Result: Issue after issue voted along party lines on bills that are crafted with the ideas and input of only the party in power.
It's (I think) true that over the long-term, America is about 45% Republican and 45% Democrat and 10% truly independent and persuadable. To pass bills that ignore the input and ideas of one party is disenfranchising a huge minority of the country's citizens.
Right now, Obamacare is an article of faith among Republicans that it is a socialist vision with a huge price tag we can't afford. It's equally an article of faith for Democrats that Obamacare must be in place to provide health care to the "needy" (however that is defined).
If you get Congresspeople alone and off the record, you will find that both sides think there are parts of this 2700-page bill that we really need, and some that we'd be better off voiding and starting over. Few exhibit unalloyed happiness about it. The reason we have this is the determination Congress felt, when Democrats controlled both Houses, that we needed to move this bill written by anonymous staffers, and do it without fighting skirmishes over pieces of it with the Republicans. So it was rammed through with no Republican input... or votes.
Can anything be so vexing to a Congressperson as to be unheard because of party affiliation? But, absent some quantifiable leverage such as the House's control of the debt ceiling, there is no input sought or accepted from Congressional Republicans right now, on anything.
And I have perfect confidence that when the pendulum swings back, and Republicans are the majority party again, they will do their damndest to ignore Democrats while pushing their agenda.

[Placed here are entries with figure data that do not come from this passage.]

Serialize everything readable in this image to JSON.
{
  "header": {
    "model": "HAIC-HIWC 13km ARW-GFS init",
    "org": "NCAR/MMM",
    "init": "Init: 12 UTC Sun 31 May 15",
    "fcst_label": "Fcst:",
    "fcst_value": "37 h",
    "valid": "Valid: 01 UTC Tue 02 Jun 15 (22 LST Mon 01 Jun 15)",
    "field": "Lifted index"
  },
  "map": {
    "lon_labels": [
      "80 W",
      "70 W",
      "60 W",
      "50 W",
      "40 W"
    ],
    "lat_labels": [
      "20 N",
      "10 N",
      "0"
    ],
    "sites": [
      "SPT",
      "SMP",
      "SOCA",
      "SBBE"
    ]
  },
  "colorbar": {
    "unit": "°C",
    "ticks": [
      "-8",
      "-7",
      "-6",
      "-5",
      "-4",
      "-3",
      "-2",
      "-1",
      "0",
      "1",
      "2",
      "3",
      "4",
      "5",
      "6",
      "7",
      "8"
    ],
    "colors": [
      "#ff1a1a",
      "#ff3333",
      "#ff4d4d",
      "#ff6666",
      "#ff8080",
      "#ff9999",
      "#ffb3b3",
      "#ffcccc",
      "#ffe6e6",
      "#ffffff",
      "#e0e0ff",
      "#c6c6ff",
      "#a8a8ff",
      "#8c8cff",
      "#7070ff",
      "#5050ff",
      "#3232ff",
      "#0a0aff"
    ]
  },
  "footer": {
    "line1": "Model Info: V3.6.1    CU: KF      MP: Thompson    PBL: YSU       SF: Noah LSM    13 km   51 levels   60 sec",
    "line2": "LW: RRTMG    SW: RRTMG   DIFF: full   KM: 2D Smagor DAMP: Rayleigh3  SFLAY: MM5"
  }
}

The solution is to remove the devices, dodges, processes, practices, and maneuvers that are codified in the chambers' rules that prevent the minority party from being heard - that make compromise so tough. When (or if) we go back to civilly listening to the other side and candidly admitting that they might have some useful ideas too, we might stand a chance of getting the peoples' business done. And when BOTH parties stand behind painful compromises that address our pending fiscal crises, Congresspeople might be able to resist the inborn feeling they need to run for cover.
Come on, Congress. Clean up your act. Compromise. Get the deals done. Stop acting like children. Maybe then you could have a reason to feel as you do - that you're better than the rest of us.